Aux premiers jours de l’été 2006, mon père quitta Téhéran pour Paris afin de faire renouveler son titre de résident en France, qui arrivait à expiration. Comme je m’étais étonnée qu’il entreprenne pareille démarche, dont l’utilité m’échappait, étant donné qu’il était retourné vivre en Iran six ans plus tôt, il m’avait répondu que ce document lui épargnerait pendant les dix années de sa validité les tracasseries administratives d’une demande de visa chaque fois qu’il voudrait nous rendre visite, à mon frère et à moi. Il se projetait dans l’avenir. Il ignorait qu’il n’en avait plus.

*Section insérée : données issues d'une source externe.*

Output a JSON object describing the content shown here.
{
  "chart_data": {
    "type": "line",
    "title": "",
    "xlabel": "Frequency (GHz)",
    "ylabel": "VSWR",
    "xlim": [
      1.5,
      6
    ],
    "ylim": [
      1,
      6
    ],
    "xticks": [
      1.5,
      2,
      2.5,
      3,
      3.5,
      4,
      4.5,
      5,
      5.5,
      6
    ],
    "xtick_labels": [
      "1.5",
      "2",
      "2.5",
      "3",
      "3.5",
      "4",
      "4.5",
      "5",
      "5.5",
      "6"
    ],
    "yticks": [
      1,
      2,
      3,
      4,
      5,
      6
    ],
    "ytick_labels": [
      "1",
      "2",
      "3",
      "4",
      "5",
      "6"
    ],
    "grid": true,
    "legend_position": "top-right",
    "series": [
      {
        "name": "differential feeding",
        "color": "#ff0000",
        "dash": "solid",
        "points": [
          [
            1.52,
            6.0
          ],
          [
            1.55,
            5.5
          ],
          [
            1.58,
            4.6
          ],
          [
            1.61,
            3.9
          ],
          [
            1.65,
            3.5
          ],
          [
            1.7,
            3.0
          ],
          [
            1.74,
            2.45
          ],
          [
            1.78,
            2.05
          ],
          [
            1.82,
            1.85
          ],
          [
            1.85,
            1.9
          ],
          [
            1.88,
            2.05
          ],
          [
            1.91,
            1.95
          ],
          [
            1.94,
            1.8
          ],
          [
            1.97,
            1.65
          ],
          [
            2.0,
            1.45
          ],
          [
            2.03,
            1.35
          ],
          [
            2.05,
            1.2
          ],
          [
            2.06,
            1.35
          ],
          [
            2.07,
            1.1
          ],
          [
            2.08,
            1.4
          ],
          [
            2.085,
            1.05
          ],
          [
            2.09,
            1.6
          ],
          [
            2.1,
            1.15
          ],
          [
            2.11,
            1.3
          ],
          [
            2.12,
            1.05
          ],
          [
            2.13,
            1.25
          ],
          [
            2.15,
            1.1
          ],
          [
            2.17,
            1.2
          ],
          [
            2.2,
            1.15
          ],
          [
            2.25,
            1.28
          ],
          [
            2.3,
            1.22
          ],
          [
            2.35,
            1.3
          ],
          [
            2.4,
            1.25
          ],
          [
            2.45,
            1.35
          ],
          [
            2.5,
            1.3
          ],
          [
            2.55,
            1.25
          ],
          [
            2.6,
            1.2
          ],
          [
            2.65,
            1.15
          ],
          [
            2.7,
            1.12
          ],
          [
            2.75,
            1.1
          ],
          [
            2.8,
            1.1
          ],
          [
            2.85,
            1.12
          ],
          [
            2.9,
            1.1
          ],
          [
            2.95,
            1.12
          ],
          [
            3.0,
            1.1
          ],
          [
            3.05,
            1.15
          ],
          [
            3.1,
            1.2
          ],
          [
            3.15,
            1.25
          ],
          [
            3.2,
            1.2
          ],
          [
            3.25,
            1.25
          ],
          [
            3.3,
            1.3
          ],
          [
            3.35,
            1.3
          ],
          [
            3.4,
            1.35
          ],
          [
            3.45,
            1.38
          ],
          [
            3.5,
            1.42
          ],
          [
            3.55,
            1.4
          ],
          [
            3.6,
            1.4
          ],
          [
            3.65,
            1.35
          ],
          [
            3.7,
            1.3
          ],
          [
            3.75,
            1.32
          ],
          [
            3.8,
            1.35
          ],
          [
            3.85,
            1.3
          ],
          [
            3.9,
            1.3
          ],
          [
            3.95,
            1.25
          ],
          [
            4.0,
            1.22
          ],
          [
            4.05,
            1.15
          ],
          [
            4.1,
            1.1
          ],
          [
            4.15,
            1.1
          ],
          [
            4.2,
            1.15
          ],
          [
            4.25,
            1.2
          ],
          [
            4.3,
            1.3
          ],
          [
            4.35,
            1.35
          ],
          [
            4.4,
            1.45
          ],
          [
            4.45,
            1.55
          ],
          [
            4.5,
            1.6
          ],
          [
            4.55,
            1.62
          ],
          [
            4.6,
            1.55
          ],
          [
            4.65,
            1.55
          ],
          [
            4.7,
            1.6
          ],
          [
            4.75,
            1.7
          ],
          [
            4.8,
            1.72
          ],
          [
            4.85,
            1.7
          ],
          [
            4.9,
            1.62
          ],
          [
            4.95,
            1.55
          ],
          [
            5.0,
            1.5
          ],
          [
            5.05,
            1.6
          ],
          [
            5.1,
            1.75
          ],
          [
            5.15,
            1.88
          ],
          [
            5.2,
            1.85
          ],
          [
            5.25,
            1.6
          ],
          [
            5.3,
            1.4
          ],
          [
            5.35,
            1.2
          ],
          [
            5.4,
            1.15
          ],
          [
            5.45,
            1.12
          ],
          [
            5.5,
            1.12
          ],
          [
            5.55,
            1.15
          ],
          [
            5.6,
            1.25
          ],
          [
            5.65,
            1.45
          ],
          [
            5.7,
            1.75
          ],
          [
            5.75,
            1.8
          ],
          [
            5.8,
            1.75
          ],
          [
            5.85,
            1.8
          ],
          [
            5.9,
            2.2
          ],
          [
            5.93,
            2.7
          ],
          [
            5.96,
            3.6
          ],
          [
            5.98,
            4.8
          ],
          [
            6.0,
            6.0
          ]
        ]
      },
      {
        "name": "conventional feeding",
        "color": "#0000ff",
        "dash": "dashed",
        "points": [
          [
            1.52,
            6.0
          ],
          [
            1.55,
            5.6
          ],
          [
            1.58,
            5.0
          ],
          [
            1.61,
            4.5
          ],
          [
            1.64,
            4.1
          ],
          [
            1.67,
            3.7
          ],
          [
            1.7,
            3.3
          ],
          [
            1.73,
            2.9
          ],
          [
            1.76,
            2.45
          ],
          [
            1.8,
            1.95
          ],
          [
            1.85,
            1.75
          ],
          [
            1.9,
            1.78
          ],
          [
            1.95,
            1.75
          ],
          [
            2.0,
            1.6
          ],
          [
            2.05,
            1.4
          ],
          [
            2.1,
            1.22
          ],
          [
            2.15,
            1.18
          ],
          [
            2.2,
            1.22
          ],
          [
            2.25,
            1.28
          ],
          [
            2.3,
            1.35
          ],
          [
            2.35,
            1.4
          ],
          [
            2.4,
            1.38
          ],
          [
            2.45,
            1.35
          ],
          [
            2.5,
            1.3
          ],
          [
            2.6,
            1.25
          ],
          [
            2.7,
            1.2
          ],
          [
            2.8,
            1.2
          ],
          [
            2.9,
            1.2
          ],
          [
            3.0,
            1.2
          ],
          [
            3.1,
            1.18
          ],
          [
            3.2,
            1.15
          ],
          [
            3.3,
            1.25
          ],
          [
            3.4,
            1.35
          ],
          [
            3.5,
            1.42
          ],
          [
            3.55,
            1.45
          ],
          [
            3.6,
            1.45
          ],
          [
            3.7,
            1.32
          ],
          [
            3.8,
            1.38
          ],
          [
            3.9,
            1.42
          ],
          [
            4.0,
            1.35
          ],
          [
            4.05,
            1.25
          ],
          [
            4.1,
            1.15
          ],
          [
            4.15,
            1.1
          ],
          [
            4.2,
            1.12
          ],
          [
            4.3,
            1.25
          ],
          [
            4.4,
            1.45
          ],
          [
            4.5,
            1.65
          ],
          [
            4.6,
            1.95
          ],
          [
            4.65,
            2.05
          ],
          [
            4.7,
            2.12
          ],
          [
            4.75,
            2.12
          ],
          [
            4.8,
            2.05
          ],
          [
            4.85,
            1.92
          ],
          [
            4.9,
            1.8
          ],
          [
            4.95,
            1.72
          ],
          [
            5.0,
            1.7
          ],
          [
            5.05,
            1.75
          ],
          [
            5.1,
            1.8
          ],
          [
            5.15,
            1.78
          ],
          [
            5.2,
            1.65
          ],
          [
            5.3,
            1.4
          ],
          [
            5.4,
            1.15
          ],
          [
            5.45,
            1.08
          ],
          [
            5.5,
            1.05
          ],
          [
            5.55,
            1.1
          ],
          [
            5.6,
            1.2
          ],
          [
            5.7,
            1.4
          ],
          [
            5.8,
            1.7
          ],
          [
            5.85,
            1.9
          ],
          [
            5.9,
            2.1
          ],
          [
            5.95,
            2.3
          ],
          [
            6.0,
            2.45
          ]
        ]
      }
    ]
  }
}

La veille de sa venue, alors allongée sur le divan de mon psychanalyste, je laissai tout à coup échapper une phrase incongrue, qui me surprit moi-même, comme si une autre personne l’avait prononcée : « Quelqu’un va mourir. » Un temps s’écoula, durant lequel je me demandai qui pourrait bien être appelé à disparaître, quand soudain je m’entendis articuler : « Cette personne, c’est mon père. » La séance touchant à son terme, ce fut sur ces derniers mots que je quittai mon psychanalyste. En raison des vacances, nous ne devions plus nous revoir avant plusieurs semaines.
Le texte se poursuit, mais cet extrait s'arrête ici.